Long before YouTube and the GoPro were invented, one man decided to make a car film that had never been attempted before. The year was 1976, the man in question was Claude Lelouch, the renowned French film director. The film was C’était un Rendez-Vous, a highly illegal early morning high speed run through the streets of Paris at breakneck speeds.

C’était un Rendez-vous became a cult classic, thought lost for many years until the digital age. The original 35mm film was re-mastered in 2003 and finally released on DVD for a whole new generation of petrolheads to marvel over.

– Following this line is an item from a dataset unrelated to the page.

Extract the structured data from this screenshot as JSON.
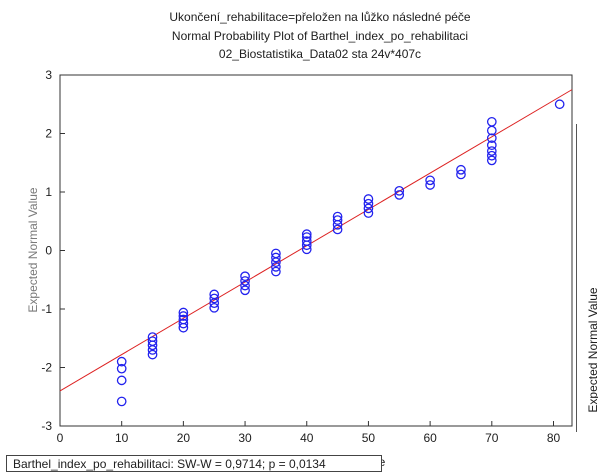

During LeLouch’s breakneck drive, many of the famous Paris landmarks are blown past as Lelouch carves his way through the streets. Red lights are simply ignored at near triple digit speeds; he even traverses a one-way street in the wrong direction all so he can make his rendezvous at the famous Sacré-Cœur Basilica.

Now four decades on Ford have worked with Lelouch himself to produce a tribute to this iconic film with a slight twist in the closing seconds.

Since 1976 camera technology has evolved somewhat so Ford has given us their tribute in stunning 360-degree Virtual Reality, the choice of car for such a tribute, the iconic Ford Mustang 5.0-litre V8 GT Fastback.

The Ford Mustang GT 5.0-litre V8 is surely a worthy tribute car to LeLouch’s original choice, his own personal Mercedes-Benz 450SEL 6.9. Both cars feature V8 motors as well as huge power outputs and both are iconic models in their own right.

Lelouch has been quoted as saying:  “I had goose bumps watching ‘C’etait un Rendez-Vous’ 40 years later in virtual reality. At the time, my movie was about the feeling of freedom and the pleasure driving generates. I knew that Ford would do more than just a tribute to the original in this new version.”

Whilst Ford’s film is not a complete tribute, given that four decades has passed since the original film was shot, this is down to the simple fact that some of the roads Lelouch used are simply not there anymore.

Regardless of this, it’s a great way to capture the spirit of the original film while bringing it up to date with the use of modern camera tech that’s now available.